At the St. Francis of Assisi church in the colonial Old San Juan district in Puerto Rico, church secretary Antonia Veloz exchanged jubilant high-fives with Jose Antonio Cruz, a Franciscan friar.

Cruz said he personally favored the Brazilian candidate, but was pleased with the outcome, saying the new pope would help revitalize the church.

"It's a huge gift for all of Latin America. We waited 20 centuries. It was worth the wait," said Cruz, wearing the brown cassock tied with a rope that is the signature of the Franciscan order. "Everyone from Canada down to Patagonia is going to feel blessed. This is an event."

In Panama City, public relations executive Nelsa Aponte said with teary eyes, "This made me cry; I had to get out my handkerchief.

"We have a new pastor, and for the first time, he is from Latin America," Aponte said.

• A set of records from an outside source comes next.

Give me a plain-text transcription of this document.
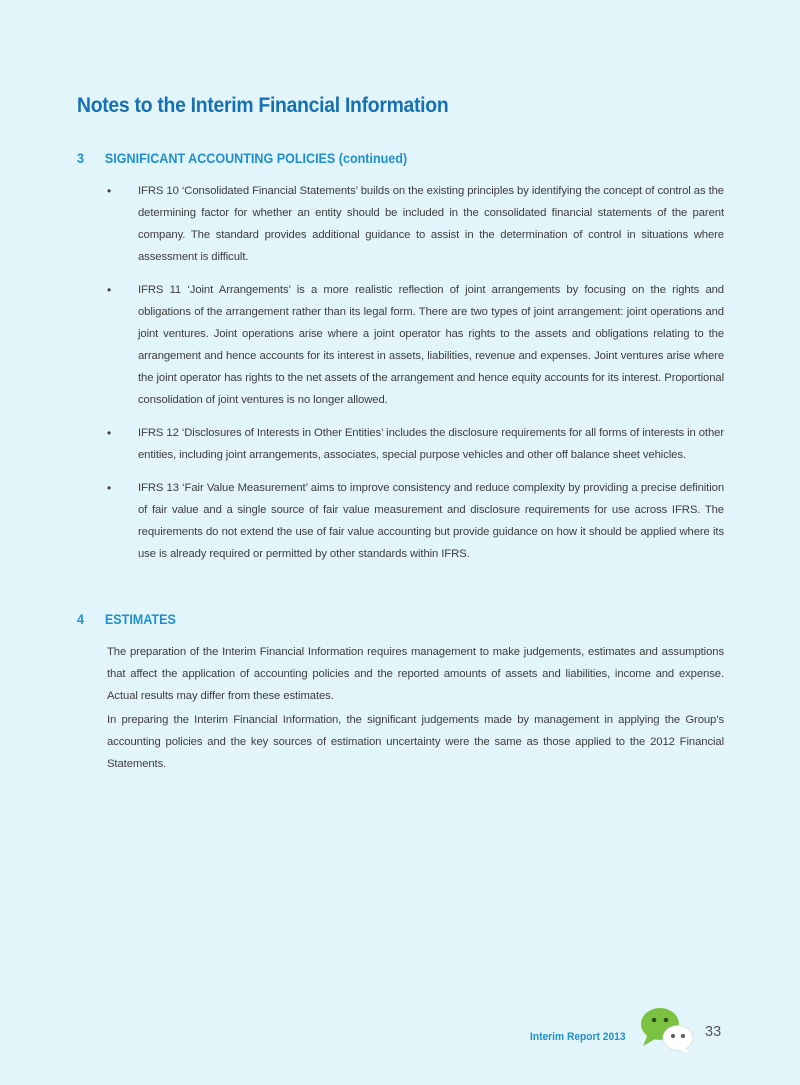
Notes to the Interim Financial Information
3 SIGNIFICANT ACCOUNTING POLICIES (continued)
• IFRS 10 ‘Consolidated Financial Statements’ builds on the existing principles by identifying the concept of control as the determining factor for whether an entity should be included in the consolidated financial statements of the parent company. The standard provides additional guidance to assist in the determination of control in situations where assessment is difficult.

• IFRS 11 ‘Joint Arrangements’ is a more realistic reflection of joint arrangements by focusing on the rights and obligations of the arrangement rather than its legal form. There are two types of joint arrangement: joint operations and joint ventures. Joint operations arise where a joint operator has rights to the assets and obligations relating to the arrangement and hence accounts for its interest in assets, liabilities, revenue and expenses. Joint ventures arise where the joint operator has rights to the net assets of the arrangement and hence equity accounts for its interest. Proportional consolidation of joint ventures is no longer allowed.

• IFRS 12 ‘Disclosures of Interests in Other Entities’ includes the disclosure requirements for all forms of interests in other entities, including joint arrangements, associates, special purpose vehicles and other off balance sheet vehicles.

• IFRS 13 ‘Fair Value Measurement’ aims to improve consistency and reduce complexity by providing a precise definition of fair value and a single source of fair value measurement and disclosure requirements for use across IFRS. The requirements do not extend the use of fair value accounting but provide guidance on how it should be applied where its use is already required or permitted by other standards within IFRS.

4 ESTIMATES

The preparation of the Interim Financial Information requires management to make judgements, estimates and assumptions that affect the application of accounting policies and the reported amounts of assets and liabilities, income and expense. Actual results may differ from these estimates.

In preparing the Interim Financial Information, the significant judgements made by management in applying the Group’s accounting policies and the key sources of estimation uncertainty were the same as those applied to the 2012 Financial Statements.

Interim Report 2013	33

Armando Connell, 54, a doorman at a luxury hotel in Panama City, expressed hope that "the new pope will be closer to us, and will show more concern about the poverty many of us suffer."

In Mexico City, pediatrician Victor De la Rosa, 64, said the decision "is going to allow Latin America to be more involved in the church's decisions, above all in modernizing the church."

Across the world in the overwhelmingly Catholic Philippines, people stayed up and waited for the announcement, said brand manager Mary Louise Liao. "I've never heard of Bergoglio" until now, Liao said. "People seem hopeful about the kind of impact he'll make."